Natural Remedy
His herbal tea doesn’t work.
He drove to the grocery store at 10 p.m. on a week night to buy a box of that tea for me. Because I’ve had a fit again. The tea is called “Stress Free” or something. I hate him for trying. I hate him for bringing me into this world.
The tea tastes like licorice and pencil shavings, so he stirs in a heaping tablespoon of white sugar. I watch him from the couch as he shuffles around in the kitchen, boiling water and clanging dishes together. He wants me to go to sleep and to wake up in the morning, whole and clothed and in my right mind. It’s not going to happen, and I tell him this. He carries on stirring and sopping the teabag around. He only hears my tearful babbling. To him, I am much like a baby.
He is still tall and so stubborn, but when his back is turned towards me, I watch his shoulders and it’s there I see his age. Because he has carried the weight of my unthankfulness for so long, I tell myself. Because he bears his children’s burdens and his own. It’s not true, though.

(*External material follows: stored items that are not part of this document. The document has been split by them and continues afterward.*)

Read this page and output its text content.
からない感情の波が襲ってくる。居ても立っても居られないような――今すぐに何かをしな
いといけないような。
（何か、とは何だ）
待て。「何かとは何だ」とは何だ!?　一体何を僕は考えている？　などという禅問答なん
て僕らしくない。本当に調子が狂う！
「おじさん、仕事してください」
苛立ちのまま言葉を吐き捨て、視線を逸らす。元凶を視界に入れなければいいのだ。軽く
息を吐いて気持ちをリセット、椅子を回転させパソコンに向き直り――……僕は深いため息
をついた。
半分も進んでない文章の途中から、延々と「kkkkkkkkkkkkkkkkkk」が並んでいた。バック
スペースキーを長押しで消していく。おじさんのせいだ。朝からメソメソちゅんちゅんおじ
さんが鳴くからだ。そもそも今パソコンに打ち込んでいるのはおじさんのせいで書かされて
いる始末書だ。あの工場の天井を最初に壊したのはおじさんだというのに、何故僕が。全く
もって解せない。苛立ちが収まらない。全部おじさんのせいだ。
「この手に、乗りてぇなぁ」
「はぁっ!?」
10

He looks old because he’s getting old.
In his stocking feet, he brings me the horrible, bitter, piping hot tea. My stomach turns. He is often very wrong. Sometimes, I blame him for whatever is deeply wrong inside my heart, within the hollow of my chest. But he holds the scalding mug out to me, and he holds it steady, and it’s pungent and it’s a gimmick, but it’s sugary sweet. And I know that this man would not knowingly hurt me. And somehow, I’m sure that he’s kind.
“It never works,” I sigh. I pull my blanket around me and shut my eyes tight. “Drink it,” he says, setting the mug on a coaster, turning out the light and leaving me be in the comfortable, easy darkness.